While investigating aging processes in the brain, Cai and his colleagues noticed that aging mice produce increasing levels of nuclear factor kB (NF-kB) — a protein complex that plays a major role in regulating immune responses. The protein is barely active in the hypothalamus of 3-to-4-month-old mice but becomes very active in old mice, ages 22 to 24 months.
To see whether it was possible to affect aging by manipulating levels of this protein complex, Cai’s team tested three groups of middle-aged mice. One group was given gene therapy that inhibits NF-kB, the second had gene therapy to activate NF-kB and the third was left to age naturally.
This last group lived, as expected, between 600 and 1,000 days. Mice with activated NF-kB all died within 900 days, while the animals with NF-kB inhibition lived for up to 1,100 days.
The mice that lived the longest also remained mentally and physically fit for longer. Six months after receiving gene therapy, all the mice were given a series of tests involving cognitive and physical ability.
In all of the tests, the mice that subsequently lived the longest outperformed those in the control group, while the short-lived mice performed the worst.
Postmortem examinations of muscle and bone in the longest-living rodents also showed that they had many chemical and physical qualities of younger mice.
Further investigation revealed that NF-kB reduces the level of a chemical produced by the hypothalamus called gonadotropin-releasing hormone (GnRH) — better known for its involvement in the regulation of puberty and fertility, and the production of eggs and sperm.
To see if they could control life span using this hormone, the team gave another group of mice — 20 to 24 months old — daily injections of GnRH for five to eight weeks. These mice lived longer, too, by a length of time similar to that of mice with inhibited NF-kB.
GnRH injections also resulted in new neurons in the brain. What’s more, when injected directly into the hypothalamus, GnRH influenced other brain regions, reversing widespread age-related decline and further supporting the idea that the hypothalamus could be a master controller for many aging processes.
GnRH injections even delayed aging in the mice that had been given gene therapy to activate NF-kB and would otherwise have aged more quickly than usual. None of the mice in the study showed serious side effects.
So could regular doses of GnRH keep death at bay? Cai hopes to find out how different doses affect life span, but he says the hormone is unlikely to prolong life indefinitely since GnRH is only one of many factors at play. “Aging is the most complicated biological process,” he says.
“There are dozens of pathways that people will look at thanks to this work,” says Richard Miller at the University of Michigan in Ann Arbor. Miller has previously demonstrated that an immunosuppressant drug called rapamycin can also extend life in mice.
Since the hypothalamus and GnRH regulate several major biological processes, it may be possible to influence aging through related mechanisms, Miller says. He wants to look at possible dietary interventions, such as the indirect effect that spikes in glucose may have on the hypothalamus.
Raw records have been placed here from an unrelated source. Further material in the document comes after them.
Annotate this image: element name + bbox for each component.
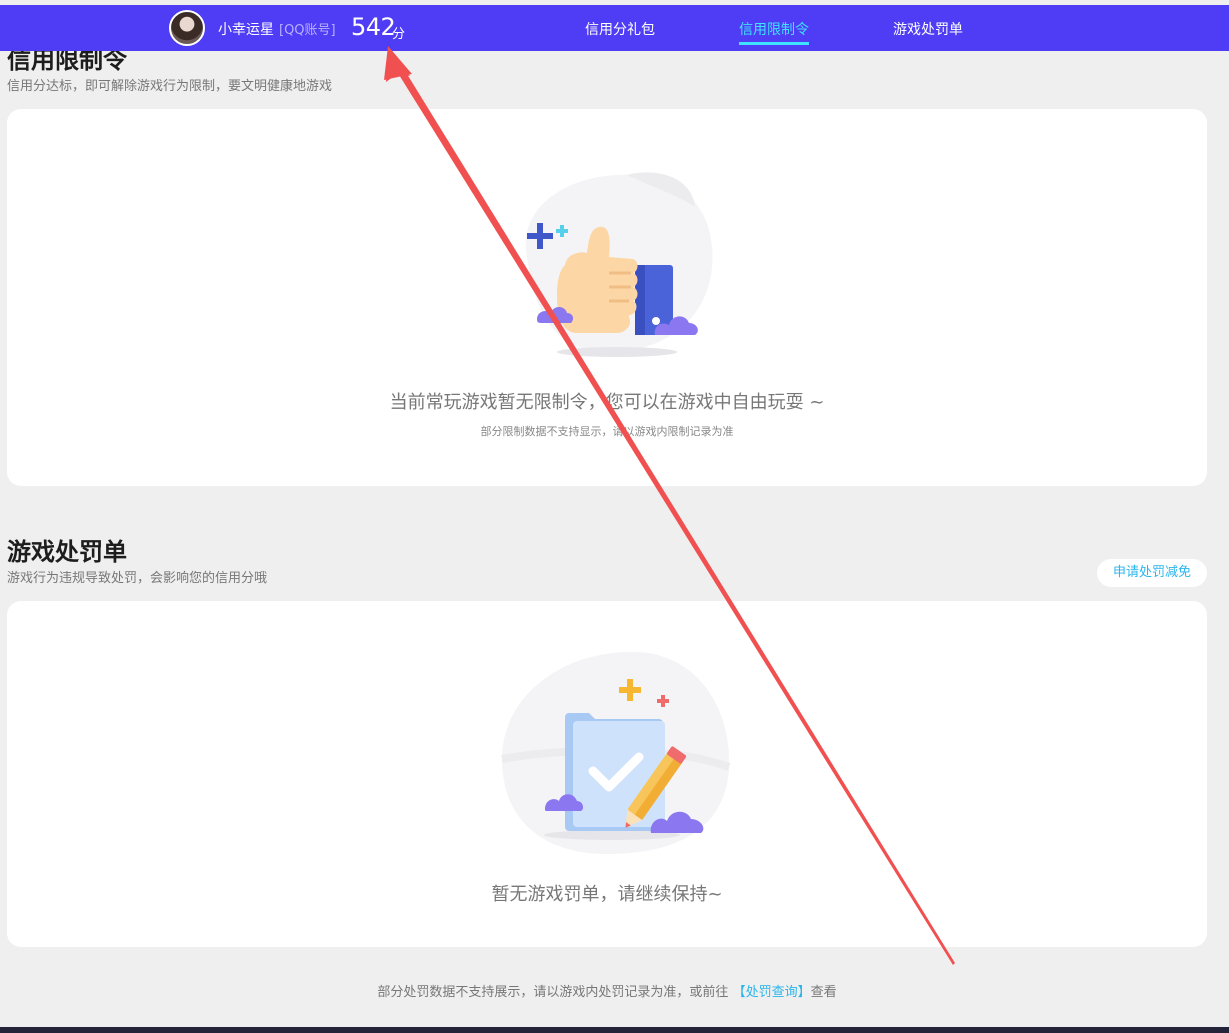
bottom-bar	[0, 1027, 1229, 1033]
footer-note-suffix: 查看	[810, 985, 837, 1000]
active-tab-indicator	[739, 42, 809, 45]
page: 信用限制令 信用分达标，即可解除游戏行为限制，要文明健康地游戏 当前常玩游戏暂无…	[0, 0, 1229, 1033]
document-check-illustration	[501, 651, 731, 854]
penalty-footer-note: 部分处罚数据不支持展示，请以游戏内处罚记录为准，或前往 【处罚查询】查看	[0, 981, 1214, 1000]
account-type: [QQ账号]	[279, 23, 336, 38]
tab-game-penalty[interactable]: 游戏处罚单	[893, 19, 963, 39]
tab-credit-gift[interactable]: 信用分礼包	[585, 19, 655, 39]
penalty-query-link[interactable]: 【处罚查询】	[733, 985, 811, 1000]
apply-penalty-reduction-button[interactable]: 申请处罚减免	[1097, 559, 1207, 587]
penalty-empty-text: 暂无游戏罚单，请继续保持~	[491, 884, 723, 905]
penalty-card: 暂无游戏罚单，请继续保持~	[7, 601, 1207, 947]
user-avatar[interactable]	[169, 10, 205, 46]
restriction-section-subtitle: 信用分达标，即可解除游戏行为限制，要文明健康地游戏	[7, 79, 333, 94]
top-nav: 小幸运星 [QQ账号] 542 分 信用分礼包 信用限制令 游戏处罚单	[0, 5, 1229, 51]
penalty-section-subtitle: 游戏行为违规导致处罚，会影响您的信用分哦	[7, 571, 268, 586]
credit-score: 542	[351, 13, 396, 41]
restriction-empty-text: 当前常玩游戏暂无限制令，您可以在游戏中自由玩耍 ~	[389, 392, 825, 413]
restriction-empty-note: 部分限制数据不支持显示，请以游戏内限制记录为准	[480, 425, 734, 438]
tab-credit-restriction[interactable]: 信用限制令	[739, 19, 809, 39]
thumbs-up-illustration	[525, 172, 713, 357]
restriction-card: 当前常玩游戏暂无限制令，您可以在游戏中自由玩耍 ~ 部分限制数据不支持显示，请以…	[7, 109, 1207, 486]
username: 小幸运星	[218, 22, 274, 38]
footer-note-prefix: 部分处罚数据不支持展示，请以游戏内处罚记录为准，或前往	[377, 985, 729, 1000]
penalty-section-title: 游戏处罚单	[7, 538, 127, 566]
credit-score-unit: 分	[392, 27, 406, 42]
Stuart Maudsley at the National Institute on Aging agrees that the hypothalamus could be the route in for age-controlling drugs. “The body is all one big juicy system,” he says. The ideal drug would hit that system at its center. “Activate that keystone and everything falls into place,” he says.
Maudsley posits that we could see drugs that slow aging in the next 20 years. Initially, though, research is likely to focus on delaying the onset of age-related diseases.
But since the hypothalamus has an effect on every cell in the body, Maudsley warns that interfering with it could lead to unwanted sequences of events. “You’re playing with fire,” he says.